Educação interprofissional em saúde: experiência brasileira desponta como referência internacional

Atualizado em 21/12/2022

Por Barbara Souza

O esforço brasileiro em tornar a formação em saúde pública cada vez mais interprofissional tem sido considerado uma referência para outros países latino-americanos. Só em novembro deste ano, a analista sênior de Gestão em Saúde da ENSP/Fiocruz e coordenadora da Secretaria Técnica e Executiva da Rede Brasileira de Escolas de Saúde Pública (RedEscola), Rosa Souza, compartilhou as experiências nacionais em eventos no Peru e na Colômbia. Por falta de agenda, no Peru, a apresentação na IV Jornada Internacional de Salud Pública 2022, organizada pela Faculdade de Medicina San Fernando, da Universidad Mayor de San Marcos (UNMSM), foi remota, no dia 29. Já na Colômbia, a participação foi presencial, entre os dias 10 e 15 de novembro.

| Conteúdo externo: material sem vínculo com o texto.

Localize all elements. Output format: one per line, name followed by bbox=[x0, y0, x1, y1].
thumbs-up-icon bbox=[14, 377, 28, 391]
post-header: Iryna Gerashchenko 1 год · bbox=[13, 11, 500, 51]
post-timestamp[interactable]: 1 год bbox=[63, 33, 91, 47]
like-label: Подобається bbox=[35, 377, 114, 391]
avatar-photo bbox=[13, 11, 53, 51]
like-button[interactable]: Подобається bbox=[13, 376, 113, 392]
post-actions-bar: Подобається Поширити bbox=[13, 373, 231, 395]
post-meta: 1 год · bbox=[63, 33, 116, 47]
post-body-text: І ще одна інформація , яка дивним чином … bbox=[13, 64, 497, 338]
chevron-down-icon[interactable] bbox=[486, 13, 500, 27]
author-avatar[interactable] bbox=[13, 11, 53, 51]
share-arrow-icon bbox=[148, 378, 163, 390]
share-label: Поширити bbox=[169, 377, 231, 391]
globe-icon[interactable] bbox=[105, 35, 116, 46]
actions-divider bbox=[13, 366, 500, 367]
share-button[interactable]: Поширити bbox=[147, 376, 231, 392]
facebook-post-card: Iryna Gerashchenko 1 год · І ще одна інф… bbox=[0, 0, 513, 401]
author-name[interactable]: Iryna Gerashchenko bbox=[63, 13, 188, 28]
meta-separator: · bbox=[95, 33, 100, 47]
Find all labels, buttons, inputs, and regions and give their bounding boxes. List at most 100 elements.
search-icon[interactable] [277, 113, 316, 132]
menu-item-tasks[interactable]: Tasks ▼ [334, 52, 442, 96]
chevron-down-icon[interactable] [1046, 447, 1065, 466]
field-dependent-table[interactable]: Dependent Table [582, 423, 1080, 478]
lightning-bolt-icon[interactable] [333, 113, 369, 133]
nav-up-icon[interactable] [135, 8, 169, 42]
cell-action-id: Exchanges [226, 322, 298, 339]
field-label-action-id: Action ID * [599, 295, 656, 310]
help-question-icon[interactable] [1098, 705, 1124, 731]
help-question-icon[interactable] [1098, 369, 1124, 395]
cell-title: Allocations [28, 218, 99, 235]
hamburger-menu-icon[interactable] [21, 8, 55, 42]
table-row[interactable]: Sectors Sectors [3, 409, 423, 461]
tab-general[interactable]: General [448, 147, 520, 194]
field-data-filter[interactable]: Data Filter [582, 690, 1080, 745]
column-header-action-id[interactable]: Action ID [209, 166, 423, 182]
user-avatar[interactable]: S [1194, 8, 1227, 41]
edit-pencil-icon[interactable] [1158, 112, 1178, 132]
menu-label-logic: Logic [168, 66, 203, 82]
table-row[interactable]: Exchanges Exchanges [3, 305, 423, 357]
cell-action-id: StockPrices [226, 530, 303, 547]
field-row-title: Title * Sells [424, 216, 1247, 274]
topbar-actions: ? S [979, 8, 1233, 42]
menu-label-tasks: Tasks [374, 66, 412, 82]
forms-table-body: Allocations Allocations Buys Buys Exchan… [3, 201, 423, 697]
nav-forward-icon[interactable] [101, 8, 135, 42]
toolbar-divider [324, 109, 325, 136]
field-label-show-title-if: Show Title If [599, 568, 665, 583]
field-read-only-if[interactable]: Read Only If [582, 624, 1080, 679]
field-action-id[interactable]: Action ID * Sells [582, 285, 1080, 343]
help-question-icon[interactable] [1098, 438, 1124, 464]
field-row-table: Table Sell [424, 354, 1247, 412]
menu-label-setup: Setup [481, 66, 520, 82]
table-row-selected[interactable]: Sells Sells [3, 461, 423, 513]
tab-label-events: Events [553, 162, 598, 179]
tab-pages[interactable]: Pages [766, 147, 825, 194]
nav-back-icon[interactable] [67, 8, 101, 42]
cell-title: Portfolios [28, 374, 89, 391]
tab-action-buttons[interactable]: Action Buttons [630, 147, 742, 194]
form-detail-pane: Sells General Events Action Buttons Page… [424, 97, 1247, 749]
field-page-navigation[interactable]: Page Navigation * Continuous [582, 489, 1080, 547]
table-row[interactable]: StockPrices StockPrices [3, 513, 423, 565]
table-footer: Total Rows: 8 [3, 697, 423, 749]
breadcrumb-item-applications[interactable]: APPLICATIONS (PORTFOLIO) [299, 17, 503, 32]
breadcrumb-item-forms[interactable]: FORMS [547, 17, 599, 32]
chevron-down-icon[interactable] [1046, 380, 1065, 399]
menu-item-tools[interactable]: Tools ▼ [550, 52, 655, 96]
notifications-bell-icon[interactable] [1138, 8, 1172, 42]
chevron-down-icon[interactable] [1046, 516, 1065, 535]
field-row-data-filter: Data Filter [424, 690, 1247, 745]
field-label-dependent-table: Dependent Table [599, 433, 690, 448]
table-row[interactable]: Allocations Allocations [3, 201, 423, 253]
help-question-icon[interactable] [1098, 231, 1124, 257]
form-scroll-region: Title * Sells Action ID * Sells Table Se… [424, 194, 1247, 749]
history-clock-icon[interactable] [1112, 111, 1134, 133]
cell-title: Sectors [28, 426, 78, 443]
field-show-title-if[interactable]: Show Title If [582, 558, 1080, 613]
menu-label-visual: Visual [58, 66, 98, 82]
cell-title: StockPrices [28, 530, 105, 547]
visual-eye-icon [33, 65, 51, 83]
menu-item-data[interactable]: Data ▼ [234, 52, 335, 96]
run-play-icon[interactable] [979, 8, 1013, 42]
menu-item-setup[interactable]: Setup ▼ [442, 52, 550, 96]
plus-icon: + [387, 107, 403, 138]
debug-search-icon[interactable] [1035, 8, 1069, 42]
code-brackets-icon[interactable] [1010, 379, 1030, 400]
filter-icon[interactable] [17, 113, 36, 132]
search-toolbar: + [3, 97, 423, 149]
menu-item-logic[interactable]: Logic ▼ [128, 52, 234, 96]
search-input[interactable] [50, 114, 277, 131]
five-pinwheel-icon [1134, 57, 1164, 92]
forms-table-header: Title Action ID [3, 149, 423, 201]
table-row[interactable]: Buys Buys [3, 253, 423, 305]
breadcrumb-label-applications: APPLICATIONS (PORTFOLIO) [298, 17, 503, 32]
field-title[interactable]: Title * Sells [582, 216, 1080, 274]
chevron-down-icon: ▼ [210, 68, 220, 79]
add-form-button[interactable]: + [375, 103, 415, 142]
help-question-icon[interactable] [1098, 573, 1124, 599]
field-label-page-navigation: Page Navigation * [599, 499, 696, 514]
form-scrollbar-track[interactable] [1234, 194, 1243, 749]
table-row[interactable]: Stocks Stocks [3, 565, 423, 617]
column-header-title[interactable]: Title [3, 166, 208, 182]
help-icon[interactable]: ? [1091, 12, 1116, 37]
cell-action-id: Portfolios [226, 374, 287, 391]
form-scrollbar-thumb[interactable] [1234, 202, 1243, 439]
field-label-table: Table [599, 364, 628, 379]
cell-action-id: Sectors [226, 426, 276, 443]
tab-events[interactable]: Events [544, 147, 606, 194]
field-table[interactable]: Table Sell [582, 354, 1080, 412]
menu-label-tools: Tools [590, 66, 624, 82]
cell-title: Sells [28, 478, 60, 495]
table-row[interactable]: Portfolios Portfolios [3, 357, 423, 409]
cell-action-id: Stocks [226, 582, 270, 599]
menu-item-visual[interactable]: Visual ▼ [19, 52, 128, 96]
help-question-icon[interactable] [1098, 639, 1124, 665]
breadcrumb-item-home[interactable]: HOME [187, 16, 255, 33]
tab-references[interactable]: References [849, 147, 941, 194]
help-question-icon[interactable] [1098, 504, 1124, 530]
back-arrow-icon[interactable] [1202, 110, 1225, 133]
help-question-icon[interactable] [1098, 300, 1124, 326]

Representante do Brasil, país convidado para evento técnico-científico, a professora Rosa Souza participou da I Jornada de Educação Interprofissional na Universidade de Santander, em Bucaramanga, na Colômbia. “A missão institucional, integrada por reuniões com distintos grupos profissionais, culminou nessa jornada. Tudo tomou proporções maiores do que eu poderia imaginar. Não tivemos a participação apenas dos docentes e dos coordenadores, mas também dos alunos de medicina, enfermagem, fisioterapia e outros. Eles apresentaram suas experiências no território, onde atuam acompanhados dos preceptores articulando a interpofissionalidade uns com os outros. É muito vivo e visível que estão aprendendo juntos para trabalhar juntos. Fiquei muito surpresa com o trabalho que desenvolvem”, afirma Rosa. 

   Rosa Souza ao lado de Piedad Cecilia Serpa Pérez e Williams Reys Serpa, ambos da Universidad de Santander

A coordenadora da Secretaria Técnica e Executiva da RedEscola foi convidada devido ao reconhecido sucesso do projeto ‘Nova Formação em Saúde Pública na Rede Brasileira de Escolas de Saúde Pública: uma abordagem interprofissional’, uma parceria entre a ENSP/Fiocruz e a Secretaria de Gesta?o do Trabalho e da Educac?a?o na Sau?de (SGETS), do Ministério da Saúde, com coordenac?a?o nacional da Rede Brasileira de Escolas de Saúde Pública (RedEscola), que vem sendo realizado desde 2018. Na visita à Universidade de Santander, na Colômbia, ela foi recebida pela coordenadora do Departamento de Gestão Clínica e Seguridade do Paciente Estratégia Educação Interprofissional, Piedad Cecilia Serpa Pérez, e pelo Decano da Faculdade de Ciencias Médicas e da Saúde e Diretor da Escola de Medicina, Williams Reys Serpa (fotos abaixo).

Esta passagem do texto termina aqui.